Wildlife such as bighorn sheep, bobcats, ring-tail cats, kit foxes, red-tail hawks and barn owls and bats inhabit the area.
The length of the trail is about two miles, but hikers can opt for a shortcut that shortens the hike by about a half-mile.
There are no restrooms or drinking water, and the trail is not handicap accessible. People should be cautious of open mine shafts, sink holes and venomous creatures.
Muggins Mountains Wilderness Area offers hikers a pristine desert setting with a chance to see wildlife such mule deer, coyotes, rabbits, Gila monsters and desert tortoise.
There being no developed trails, hikers have their choice of climbing mountain peaks or taking an easier walk through Muggins Wash.
To reach Muggins Mountains from Yuma, go east on Interstate 8 to the Dome Valley exit, then travel east through Ligurta to Dome Valley Road and turn north. Follow Dome Valley Road to Avenue 20E. Take Avenue 20E north to County 7th Street and turn east. Travel east on County 7th Street past the old Dome Valley Transfer Station. Continue on primitive road for about 2 miles to access Muggins Wash.
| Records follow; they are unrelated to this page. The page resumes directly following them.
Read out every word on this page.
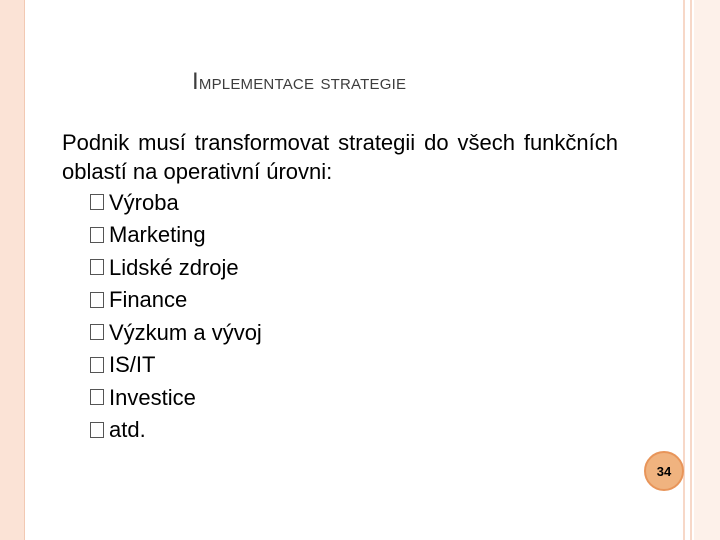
Implementace strategie

Podnik musí transformovat strategii do všech funkčních oblastí na operativní úrovni:

Výroba
Marketing
Lidské zdroje
Finance
Výzkum a vývoj
IS/IT
Investice
atd.
34
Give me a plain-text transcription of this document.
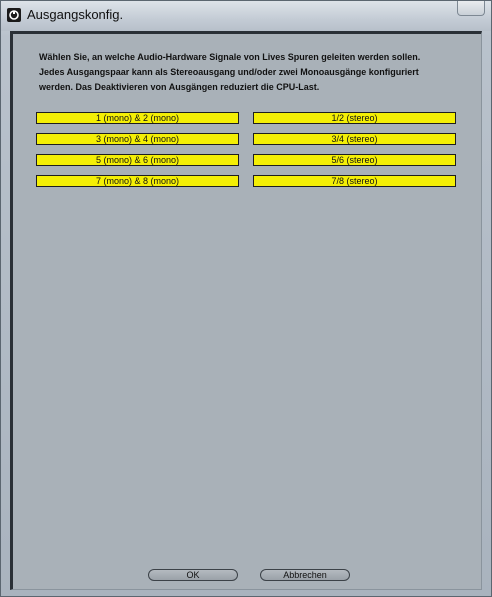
Ausgangskonfig.
Wählen Sie, an welche Audio-Hardware Signale von Lives Spuren geleiten werden sollen.
Jedes Ausgangspaar kann als Stereoausgang und/oder zwei Monoausgänge konfiguriert
werden. Das Deaktivieren von Ausgängen reduziert die CPU-Last.
1 (mono) & 2 (mono)
3 (mono) & 4 (mono)
5 (mono) & 6 (mono)
7 (mono) & 8 (mono)
1/2 (stereo)
3/4 (stereo)
5/6 (stereo)
7/8 (stereo)
OK	Abbrechen
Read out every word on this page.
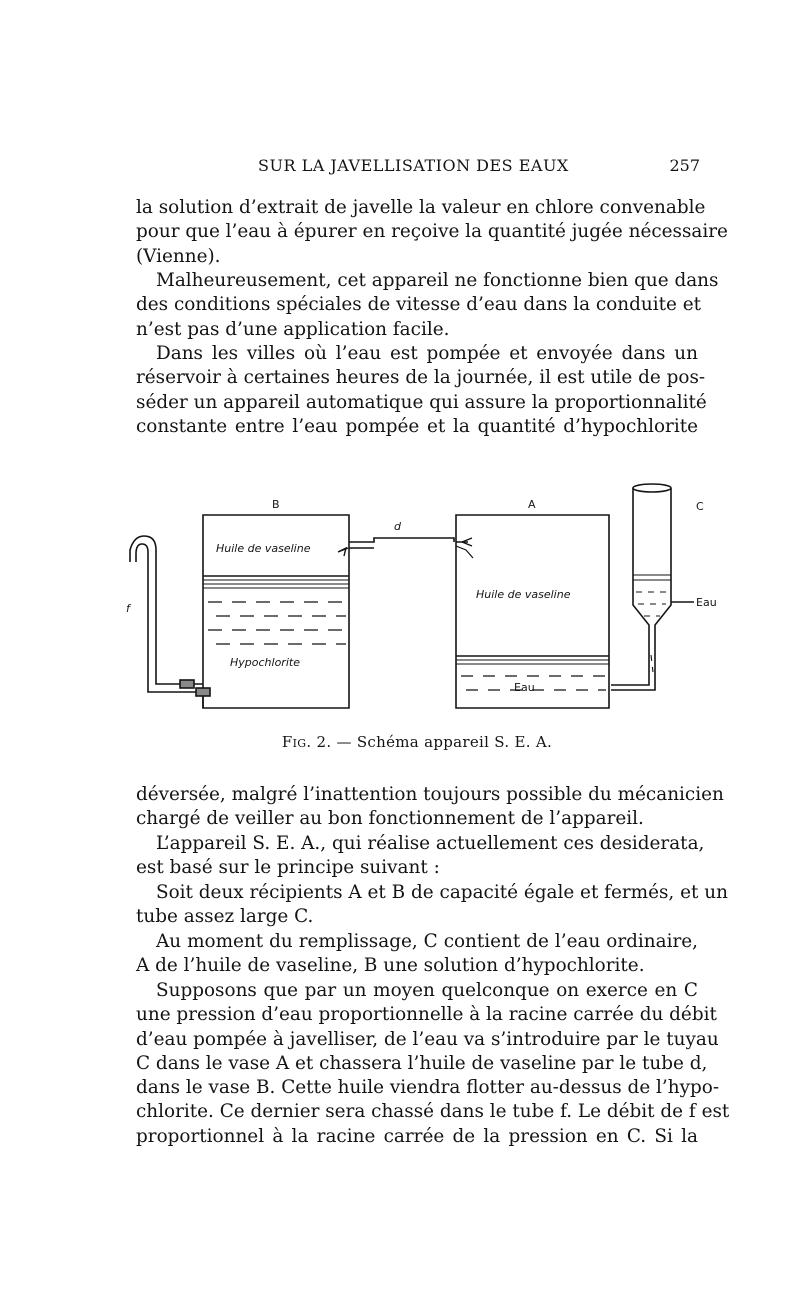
SUR LA JAVELLISATION DES EAUX	257
la solution d’extrait de javelle la valeur en chlore convenable
pour que l’eau à épurer en reçoive la quantité jugée nécessaire
(Vienne).
Malheureusement, cet appareil ne fonctionne bien que dans
des conditions spéciales de vitesse d’eau dans la conduite et
n’est pas d’une application facile.
Dans les villes où l’eau est pompée et envoyée dans un
réservoir à certaines heures de la journée, il est utile de pos-
séder un appareil automatique qui assure la proportionnalité
constante entre l’eau pompée et la quantité d’hypochlorite
B	A	C
d
f
Huile de vaseline
Hypochlorite
Huile de vaseline
Eau
Eau
Fig. 2. — Schéma appareil S. E. A.
déversée, malgré l’inattention toujours possible du mécanicien
chargé de veiller au bon fonctionnement de l’appareil.
L’appareil S. E. A., qui réalise actuellement ces desiderata,
est basé sur le principe suivant :
Soit deux récipients A et B de capacité égale et fermés, et un
tube assez large C.
Au moment du remplissage, C contient de l’eau ordinaire,
A de l’huile de vaseline, B une solution d’hypochlorite.
Supposons que par un moyen quelconque on exerce en C
une pression d’eau proportionnelle à la racine carrée du débit
d’eau pompée à javelliser, de l’eau va s’introduire par le tuyau
C dans le vase A et chassera l’huile de vaseline par le tube d,
dans le vase B. Cette huile viendra flotter au-dessus de l’hypo-
chlorite. Ce dernier sera chassé dans le tube f. Le débit de f est
proportionnel à la racine carrée de la pression en C. Si la
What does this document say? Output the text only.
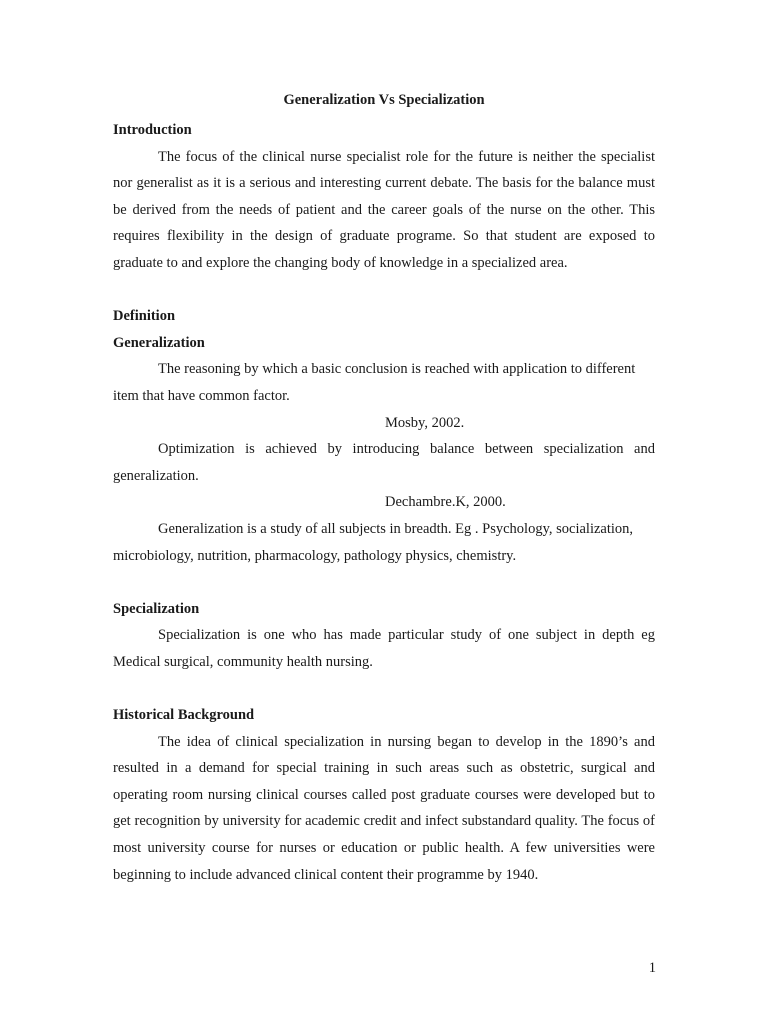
Generalization Vs Specialization

Introduction

The focus of the clinical nurse specialist role for the future is neither the specialist nor generalist as it is a serious and interesting current debate. The basis for the balance must be derived from the needs of patient and the career goals of the nurse on the other. This requires flexibility in the design of graduate programe. So that student are exposed to graduate to and explore the changing body of knowledge in a specialized area.

Definition

Generalization

The reasoning by which a basic conclusion is reached with application to different item that have common factor.

Mosby, 2002.

Optimization is achieved by introducing balance between specialization and generalization.

Dechambre.K, 2000.

Generalization is a study of all subjects in breadth. Eg . Psychology, socialization, microbiology, nutrition, pharmacology, pathology physics, chemistry.

Specialization

Specialization is one who has made particular study of one subject in depth eg Medical surgical, community health nursing.

Historical Background

The idea of clinical specialization in nursing began to develop in the 1890’s and resulted in a demand for special training in such areas such as obstetric, surgical and operating room nursing clinical courses called post graduate courses were developed but to get recognition by university for academic credit and infect substandard quality. The focus of most university course for nurses or education or public health. A few universities were beginning to include advanced clinical content their programme by 1940.

1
Over the years, Smucker Park has afforded many Yuma residents a brisk walk in the park early in the morning, during the lunch hour or after work.
Located on Avenue A south of 24th Street, Smucker Park has a nearly mile-long concrete walking path that leads walkers in a circular route over terrain that alternates between level ground and steep inclines and descents.
Smucker Park also has playground and exercise equipment, restrooms, drinking fountains and ramadas with picnic tables. Park hours are from sunrise until 11 p.m.
Call 928-373-5243 for more information.
Ponderosa Park, located at 26th Street and 29th Drive, offers a 1,503-foot-long multiuse path on level ground for walkers who don't want the steep climbs and drops. Four times around the path represents a little more than a mile.
Kids can also ride skateboards, in-line skates or bikes around the path.
Besides the multiuse path and a playground, the park has a rest area and a cold water drinking fountain, although there are no restrooms.
The park is open from one hour before sunrise to 11 p.m. No glass bottles are allowed in the park. For more information, call 373-5243.
Carver Park, 5th Street and 13th Avenue, offers the city of Yuma's only rubberized path to the public.
Constructed by the city and Yuma Union High School District, the track is 400 meters long, so four laps around is considered a metric mile, he said.
While the city encourages public use of the track for walking or running, skateboards, rollerblades, bikes and vehicles are not allowed on it.
Carver Park has restrooms, drinking water and ramadas. Park hours are from sunrise to 11 p.m.
For more information, call 373-5243.
Sunrise Optimist Park
Located at 20th Street and 45th Avenue, Sunrise Optimist Park has a tree-lined path that meanders around a playground, where small children can play.
The park's concrete walking path is four-tenths of a mile long, so two laps around is almost a mile.
It is open from sunrise to 11 p.m.
Drinking fountains and restrooms are located at the nearby softball field, which is open to the public.